Ağır vasıta şoförü olarak çalışan işçi, İş Mahkemesi’ne başvurarak, iş sözleşmesinin herhangi bir sebep bildirilmeden feshedildiğini ancak yasal haklarının ödenmediğini öne sürdü. Fazla çalışmalarının karşılığının kendisine ödenmediğini, çalıştığı sürece yıllık izin kullanmadığını ve iş sözleşmesinin feshinde hak etmiş olduğu yıllık izin alacaklarının da kendisine ödenmediğini ileri süren işçi, kıdem tazminatı, ihbar tazminatı, yıllık ücretli izin alacağı ve fazla çalışma alacaklarının davalılardan tahsiline karar verilmesini talep etti. Davalı şirket ise iddiaları reddetti.
Mahkeme, davanın kısmen kabulüne hükmetti. Kararı davalı şirket istinafa götürdü. Bölge Adliye Mahkemesi, işverenin itirazını reddetti. Davalı şirket bu kez kararı temyiz edince devreye Yargıtay 9. Hukuk Dairesi girdi.

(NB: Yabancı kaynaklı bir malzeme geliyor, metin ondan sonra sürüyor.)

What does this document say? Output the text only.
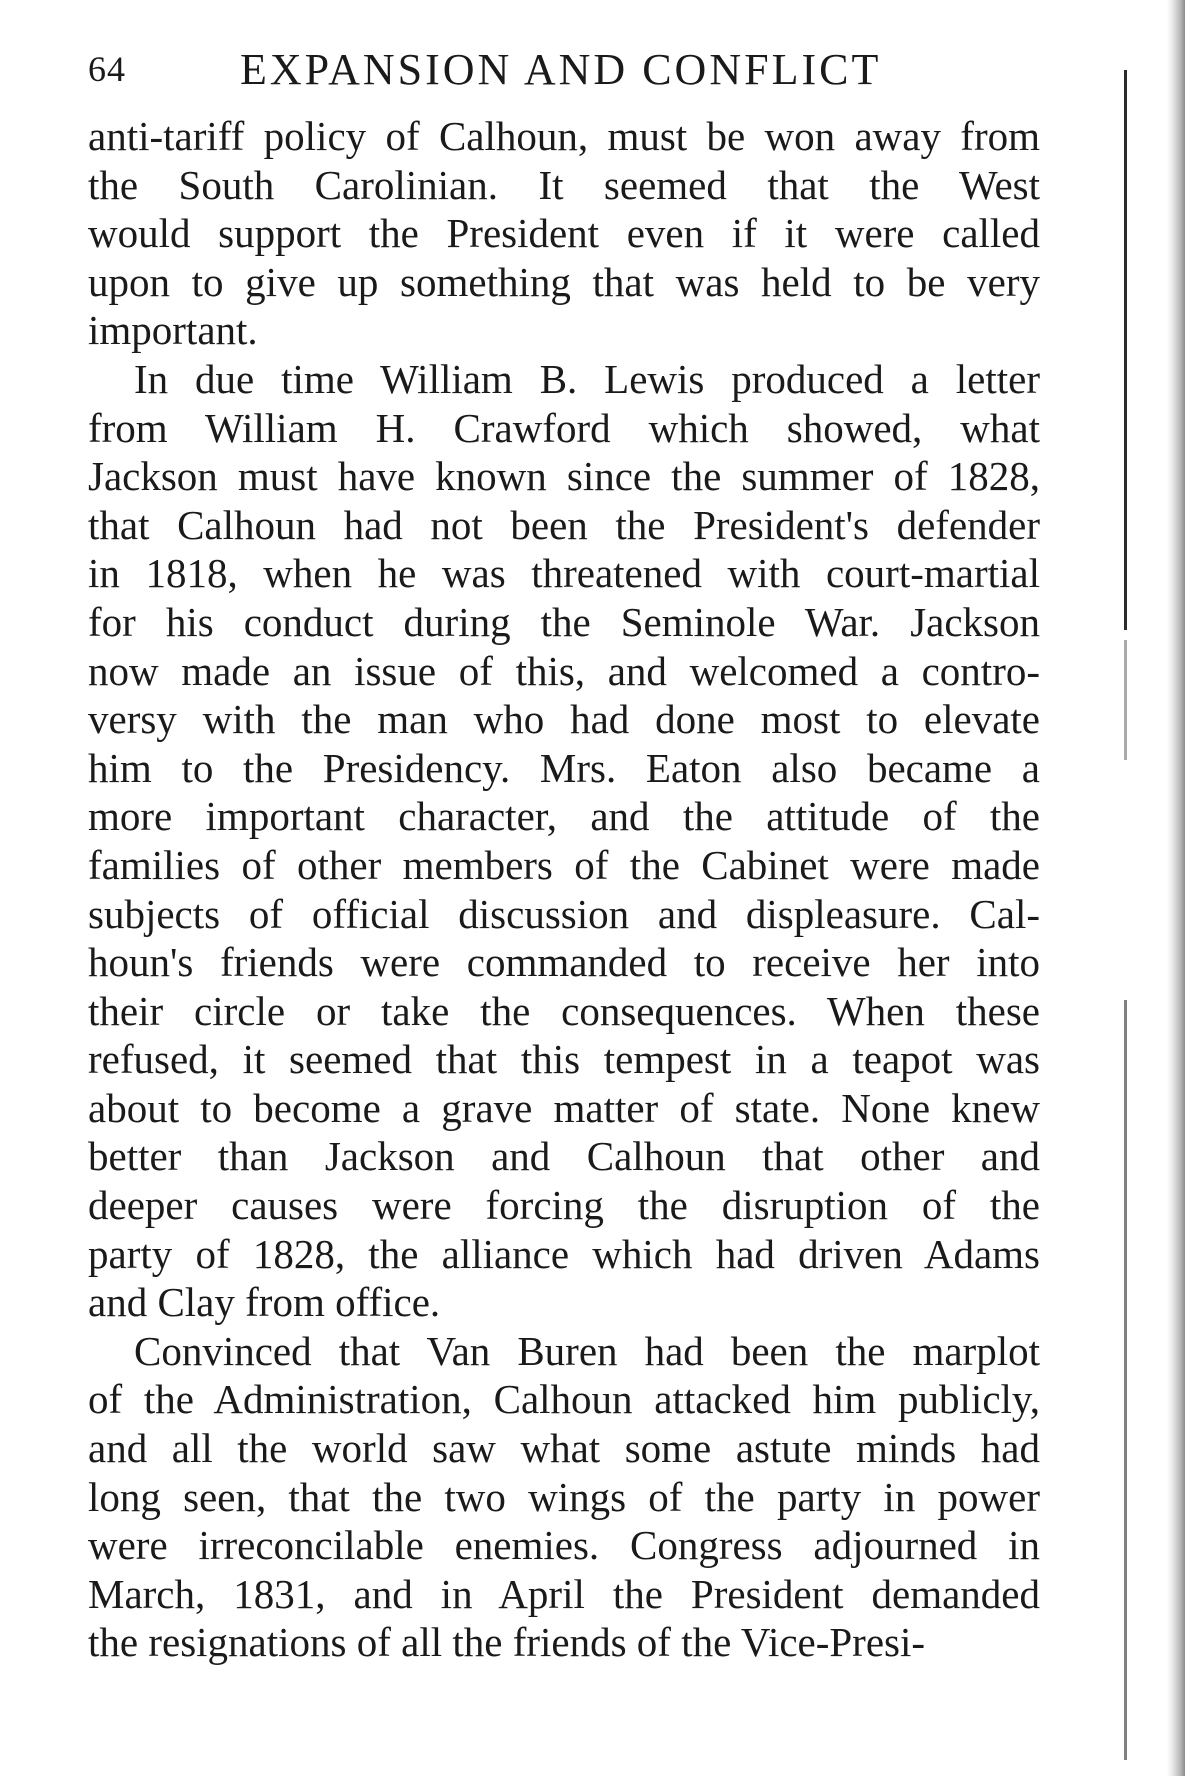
64	EXPANSION AND CONFLICT
anti-tariff policy of Calhoun, must be won away from
the South Carolinian. It seemed that the West
would support the President even if it were called
upon to give up something that was held to be very
important.
In due time William B. Lewis produced a letter
from William H. Crawford which showed, what
Jackson must have known since the summer of 1828,
that Calhoun had not been the President's defender
in 1818, when he was threatened with court-martial
for his conduct during the Seminole War. Jackson
now made an issue of this, and welcomed a contro-
versy with the man who had done most to elevate
him to the Presidency. Mrs. Eaton also became a
more important character, and the attitude of the
families of other members of the Cabinet were made
subjects of official discussion and displeasure. Cal-
houn's friends were commanded to receive her into
their circle or take the consequences. When these
refused, it seemed that this tempest in a teapot was
about to become a grave matter of state. None knew
better than Jackson and Calhoun that other and
deeper causes were forcing the disruption of the
party of 1828, the alliance which had driven Adams
and Clay from office.
Convinced that Van Buren had been the marplot
of the Administration, Calhoun attacked him publicly,
and all the world saw what some astute minds had
long seen, that the two wings of the party in power
were irreconcilable enemies. Congress adjourned in
March, 1831, and in April the President demanded
the resignations of all the friends of the Vice-Presi-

Emsal nitelikte bir karara imza atan 9. Hukuk Dairesi, işçinin yıllık iznini kullanıp kullanmadığının ispatının işveren sorumluluğu altında olduğuna dikkat çekti. Kararda, işverenin yıllık izinlerin kullandırıldığını imzalı izin defteri veya eşdeğer bir belge ile kanıtlaması gerektiği hatırlatıldı. Bu konuda ispat yükü üzerinde olan işverenin işçiye yemin teklif edebileceği dile getirildi. Sözleşmenin feshi halinde kullanılmayan yıllık izin sürelerine ait ücretin işçinin kendisine veya hak sahiplerine ödeneceği vurgulanan kararda şöyle denildi:
İŞTE ALININ KARARIN DETAYLARI
“Böylece iş sözleşmesinin feshinde kullanılmayan yıllık ücretli izin hakkı izin alacağına dönüşür. Bu nedenle zaman aşımı da iş sözleşmesinin feshinden itibaren işlemeye başlar. Yıllık izin hakkı anayasal temeli olan bir dinlenme hakkı olup, işçinin iş sözleşmesinin devamı sırasında ücrete dönüşmez ve bu haktan vazgeçilemez. İşçinin iş sözleşmesinin devamı süresinde kullanmadığı yıllık izinlere ait ücreti talep etmesi mümkün değildir. Bu nedenle işçinin iş sözleşmesinin devamı sırasında izin hakkının bulunduğunun tespitini talep etmesinde hukuki menfaati vardır. Somut uyuşmazlıkta hükme esas alınan bilirkişi raporunda davalı işyerinde 5 yılı aşkın çalışması olduğu tespit edilen davacının tüm çalışma süresi boyunca hak ettiği yıllık ücretli izin süresinin 100 gün olduğu belirtilmiş ve yıllık izin ücreti alacağına yönelik talep, davacının hiç izin kullanmadığı kabulü ile hüküm altına alınmıştır.
Ne var ki 5 yıl boyunca yıllık ücretli izin kullanılmadan çalışılması hayatın olağan akışına aykırı olduğundan, 6100 sayılı Hukuk Muhakemeleri Kanunu’nun 31. maddesi uyarınca hakimin davayı aydınlatma ödevi çerçevesinde davacı asil çağrılarak yıllık izinlerle ilgili beyanının alınmasından sonra sonucuna ve tüm dosya çerçevesine göre değerlendirme yapılarak bir karar verilmesi gerekirken, eksik inceleme ve yanılgılı değerlendirme ile yazılı şekilde karar verilmesi hatalı olup bozmayı gerektirmiştir.”